All three players could be in for an uptick in minutes, which will require more defensive attentiveness in order to keep the baskets falling on the offensive end.

"We're hoping to continue to pour in points," Eslinger said. "We also need to become more of a defensive team and that's where the focus lies. With a really strong foundation defensively, we believe that mentality will allow us to be even more productive on the offensive end."

Caltech's freshman class combines size with athleticism, talent and basketball IQ. Noah Barnes (Springfield, Va. / Jefferson) comes to Caltech from Jefferson High School in Virginia, where he averaged 16 points per game over his senior year and in one game topped out at 40 points, 10 rebounds and six three-pointers. Washington-native Stephen Hei (Newcastle, Wash. / Liberty) has shown an ability to match Barnes' athleticism and score in bunches while 6-foot-6 Riley O'Neil (Santa Rosa, Calif. / Montgomery) will provide much of what Schneider provided to the Beavers during his freshman campaign as a longer player who can find the open man and drain the open three. The Beavers are also gaining graduate student Neehar Kondapaneni, a former track & field competitor at Monta Vista High School.

"The freshmen are all talented players and they know how to play the game," Eslinger said. "They didn't look like freshmen in our exhibition and they all bring the right harmony to match the foundation our upperclassmen have made. Even though we've only had a couple weeks they have made us better and we expect all three to be immediate contributors."

This year, the Beavers will be rejoined by two players from the 2016-17 team. Junior Aaron Ayres (Tucson, Ariz. / Catalina Foothills) is coming off a lost season due to medical hardship, and is as motivated as ever to contribute in all five statistical categories after working in as a valuable bench piece in his rookie season. Lone senior Brent Cahill (Laguna Beach, Calif. / St. Margaret's) is also expected to return to the Beavers down the line after a semester abroad. Prior to last season, Cahill gained a reputation during his sophomore season as one of the team's most dangerous scorers and his ability to work from the perimeter could provide Caltech with another scoring boost from the outside.

"Aaron worked really hard to make a full recovery," Eslinger said. "He's another really hard worker who wants to help the team and has already helped in a lot of ways in how he attacks each day. He is a great teammate and has also improved on both ends of the floor. He meets all the criteria we look for in foundational basketball players. With Brent, we'll see how he adjusts after the year off. He is a talented athlete so it will be interesting to see how he assimilates after being down under."
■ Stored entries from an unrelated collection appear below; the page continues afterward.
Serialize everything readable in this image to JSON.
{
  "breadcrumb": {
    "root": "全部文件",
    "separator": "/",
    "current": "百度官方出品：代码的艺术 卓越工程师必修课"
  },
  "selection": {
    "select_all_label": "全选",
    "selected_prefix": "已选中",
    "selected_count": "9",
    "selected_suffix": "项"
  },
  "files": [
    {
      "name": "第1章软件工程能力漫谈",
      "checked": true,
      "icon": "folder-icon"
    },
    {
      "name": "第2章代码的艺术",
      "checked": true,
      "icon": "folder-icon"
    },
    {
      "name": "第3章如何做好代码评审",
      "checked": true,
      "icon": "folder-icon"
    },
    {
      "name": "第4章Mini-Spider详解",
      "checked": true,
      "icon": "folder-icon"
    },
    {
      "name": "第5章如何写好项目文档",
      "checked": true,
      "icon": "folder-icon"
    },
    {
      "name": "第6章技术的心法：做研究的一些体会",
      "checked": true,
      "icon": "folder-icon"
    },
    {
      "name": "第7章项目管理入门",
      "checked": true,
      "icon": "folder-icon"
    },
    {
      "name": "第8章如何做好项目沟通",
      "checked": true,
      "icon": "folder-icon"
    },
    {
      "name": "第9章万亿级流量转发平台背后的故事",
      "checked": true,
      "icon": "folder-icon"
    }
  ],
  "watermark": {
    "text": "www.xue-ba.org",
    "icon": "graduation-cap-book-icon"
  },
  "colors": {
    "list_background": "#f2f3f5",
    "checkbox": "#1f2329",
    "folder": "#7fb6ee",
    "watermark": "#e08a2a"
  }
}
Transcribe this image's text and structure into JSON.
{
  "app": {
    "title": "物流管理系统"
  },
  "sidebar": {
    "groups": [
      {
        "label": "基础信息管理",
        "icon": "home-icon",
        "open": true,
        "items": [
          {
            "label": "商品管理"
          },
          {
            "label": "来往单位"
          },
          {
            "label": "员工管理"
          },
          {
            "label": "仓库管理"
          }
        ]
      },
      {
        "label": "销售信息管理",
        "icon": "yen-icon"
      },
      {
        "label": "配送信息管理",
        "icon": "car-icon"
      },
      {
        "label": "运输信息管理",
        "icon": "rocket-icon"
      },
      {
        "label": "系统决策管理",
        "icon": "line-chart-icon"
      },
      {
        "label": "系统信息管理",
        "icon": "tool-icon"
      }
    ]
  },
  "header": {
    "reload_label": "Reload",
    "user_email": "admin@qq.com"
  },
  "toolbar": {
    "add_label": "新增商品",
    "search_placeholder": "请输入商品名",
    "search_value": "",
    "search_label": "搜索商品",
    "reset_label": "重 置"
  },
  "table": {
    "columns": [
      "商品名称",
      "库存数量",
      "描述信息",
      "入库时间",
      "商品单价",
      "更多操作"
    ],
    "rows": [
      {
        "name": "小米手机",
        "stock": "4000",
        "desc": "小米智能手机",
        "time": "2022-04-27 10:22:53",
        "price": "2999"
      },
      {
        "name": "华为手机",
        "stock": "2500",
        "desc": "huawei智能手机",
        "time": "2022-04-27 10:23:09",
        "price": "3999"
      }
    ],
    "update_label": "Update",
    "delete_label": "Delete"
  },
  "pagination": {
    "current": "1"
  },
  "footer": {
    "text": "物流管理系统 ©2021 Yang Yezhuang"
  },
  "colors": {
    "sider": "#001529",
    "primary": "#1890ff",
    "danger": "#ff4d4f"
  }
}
Eslinger will be joined on the bench by a re-tooled coaching staff consisting of fellow Clark University graduate and experienced assistant Peter Mugar, along with James Covell who is coming off a two-year sting at Cal Miramar. Both coaches will bring insight, perspective and positivity to the bench, adding to an ideal environment for student-athlete growth on and off the basketball court.

With no particular wins goal in mind, Eslinger and the Beavers are looking to take things one game at a time, with the potential of heightened expectations looming when the SCIAC schedule begins to hit throughout January and February.

"Our goal is grow a little bit each day," Eslinger said. "We will dissect and analyze where we're at one day at a time and hopefully take a small step forward each day. If we can do that, there will be favorable results, but those are none of our concern right now."

Eslinger and the Beavers will open the season on Saturday, Nov. 10 against Oberlin College at 3 p.m.